Así, la ambición desmedida de poder y cosas materiales se halla en el núcleo del análisis psicológico del corrupto. Pero ello no lleva sin más a pretender que los rasgos de la posmodernidad son los responsables directos del cuadro actual de corrupción en el mundo: los registros historiográficos registran altos niveles de corrupción ya desde las tribus prerrománicas, y con posterioridad en todas las latitudes y tiempos. En todo caso, han aumentado tanto las posibilidades de corromperse como la información disponible acerca de este tipo de prácticas.
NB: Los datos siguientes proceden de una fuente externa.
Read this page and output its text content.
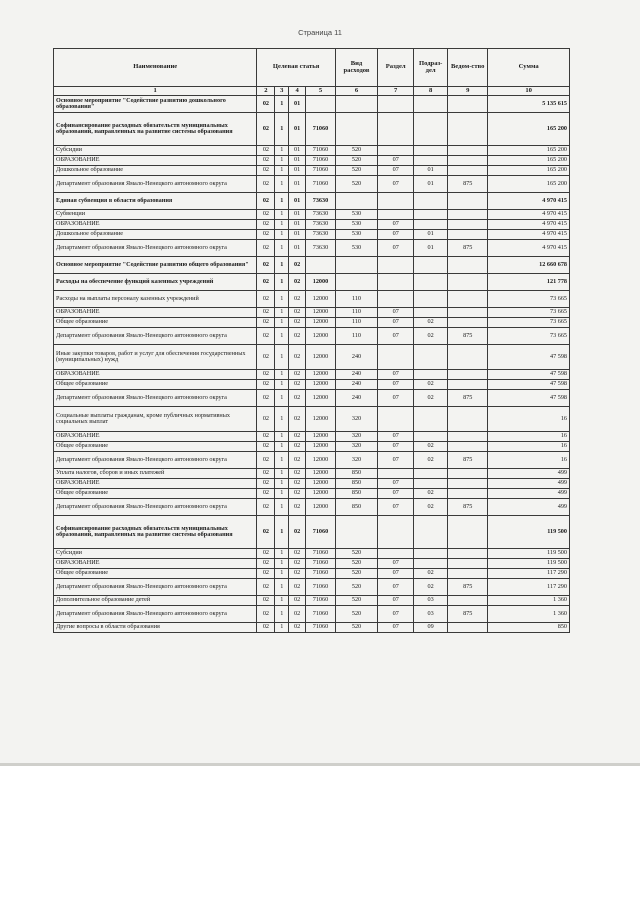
Страница 11
Наименование	Целевая статья				Вид расходов	Раздел	Подраз-дел	Ведом-ство	Сумма
1	2	3	4	5	6	7	8	9	10
Основное мероприятие "Содействие развитию дошкольного образования"	02	1	01						5 135 615
Софинансирование расходных обязательств муниципальных образований, направленных на развитие системы образования	02	1	01	71060					165 200
Субсидии	02	1	01	71060	520				165 200
ОБРАЗОВАНИЕ	02	1	01	71060	520	07			165 200
Дошкольное образование	02	1	01	71060	520	07	01		165 200
Департамент образования Ямало-Ненецкого автономного округа	02	1	01	71060	520	07	01	875	165 200
Единая субвенция в области образования	02	1	01	73630					4 970 415
Субвенции	02	1	01	73630	530				4 970 415
ОБРАЗОВАНИЕ	02	1	01	73630	530	07			4 970 415
Дошкольное образование	02	1	01	73630	530	07	01		4 970 415
Департамент образования Ямало-Ненецкого автономного округа	02	1	01	73630	530	07	01	875	4 970 415
Основное мероприятие "Содействие развитию общего образования"	02	1	02						12 660 678
Расходы на обеспечение функций казенных учреждений	02	1	02	12000					121 778
Расходы на выплаты персоналу казенных учреждений	02	1	02	12000	110				73 665
ОБРАЗОВАНИЕ	02	1	02	12000	110	07			73 665
Общее образование	02	1	02	12000	110	07	02		73 665
Департамент образования Ямало-Ненецкого автономного округа	02	1	02	12000	110	07	02	875	73 665
Иные закупки товаров, работ и услуг для обеспечения государственных (муниципальных) нужд	02	1	02	12000	240				47 598
ОБРАЗОВАНИЕ	02	1	02	12000	240	07			47 598
Общее образование	02	1	02	12000	240	07	02		47 598
Департамент образования Ямало-Ненецкого автономного округа	02	1	02	12000	240	07	02	875	47 598
Социальные выплаты гражданам, кроме публичных нормативных социальных выплат	02	1	02	12000	320				16
ОБРАЗОВАНИЕ	02	1	02	12000	320	07			16
Общее образование	02	1	02	12000	320	07	02		16
Департамент образования Ямало-Ненецкого автономного округа	02	1	02	12000	320	07	02	875	16
Уплата налогов, сборов и иных платежей	02	1	02	12000	850				499
ОБРАЗОВАНИЕ	02	1	02	12000	850	07			499
Общее образование	02	1	02	12000	850	07	02		499
Департамент образования Ямало-Ненецкого автономного округа	02	1	02	12000	850	07	02	875	499
Софинансирование расходных обязательств муниципальных образований, направленных на развитие системы образования	02	1	02	71060					119 500
Субсидии	02	1	02	71060	520				119 500
ОБРАЗОВАНИЕ	02	1	02	71060	520	07			119 500
Общее образование	02	1	02	71060	520	07	02		117 290
Департамент образования Ямало-Ненецкого автономного округа	02	1	02	71060	520	07	02	875	117 290
Дополнительное образование детей	02	1	02	71060	520	07	03		1 360
Департамент образования Ямало-Ненецкого автономного округа	02	1	02	71060	520	07	03	875	1 360
Другие вопросы в области образования	02	1	02	71060	520	07	09		850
En la diagramación de políticas públicas preventivas y represión judicial práctica de los actos de corrupción debería ponderarse debidamente, entre otros muchos factores, el cuadro de psicopatología que pueden presentar sobre todo los "grandes" corruptos. No estamos pensando en las causales penales de absolución, que bajo ningún modo beneficiarían a estos pacientes esquivos, sino precisamente en que la comprensión más acabada del fenómeno de la corrupción, las razones que mueven especialmente a los delincuentes de cuello blanco, podría ayudar a su detección, tratamiento y prevención más adecuados, que de seguro redundarán en mejor calidad de vida para su entorno.

(*) Entre las personas encarceladas en EE. UU., después de la guerra por actividades monopólicas, ninguna pertenecía a la "alta sociedad".